On rétorquera que les conventions n’offrent pas de panacées aux problèmes environnementaux. L’histoire des traités internationaux prouve amplement que leur mise en pratique aux échelons nationaux est une bataille en soi et que les États ne s’y résignent souvent qu’à contrecœur (le Protocole de Kyoto en fournit un bon exemple).

Des réponses qui viennent des premiers concernés

Mais, dit encore Rosemarie Bär, cela ne change rien à la nécessité de disposer d’un instrument juridique fondamental. D’autant que les trois grandes conventions adoptées à Rio montrent que le droit international, contrairement à de nombreuses critiques, est loin de privilégier les solutions uniformes et centralisatrices.

On y défend au contraire le principe de la responsabilité “commune mais différenciée” qui impose des obligations différentes aux pays en développement et aux pays industrialisés. La convention sur la désertification, par exemple, repose sur un ensemble de règles et de procédures allant de la base au sommet et faisant une large place à la participation et à la co-décision des populations locales.

Citant les conclusions d’une expertise juridique commandée par les Affaires étrangères suisses, Rosmarie Bär en déduit que “le temps est venu de codifier le domaine de l’eau douce d’une manière universelle”. C’est la seule manière d’en garantir une utilisation efficace et durable.
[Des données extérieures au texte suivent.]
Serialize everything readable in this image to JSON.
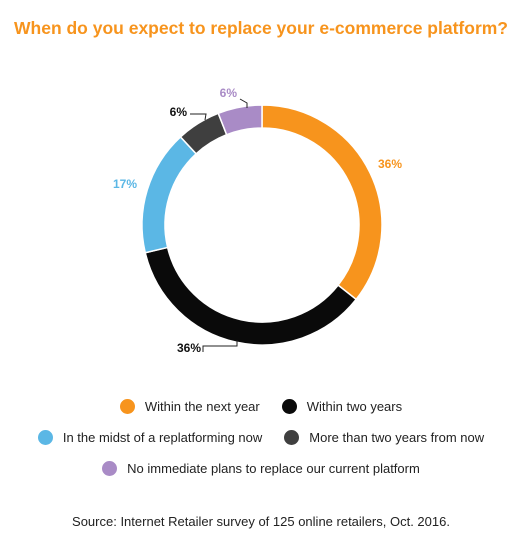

Autrement dit : “l’eau doit rester un bien public, comme l’air que nous respirons, car rien ne peut les remplacer”. Si l’eau potable est une condition de la survie de l’humanité, seuls les pouvoirs publics peuvent en garantir une répartition équitable et solidaire ainsi que son contrôle démocratique et le respect des traditions locales. Le domaine de l’eau a besoin d’un appui juridique et politique pour résister à la pression des privatisations. (bw)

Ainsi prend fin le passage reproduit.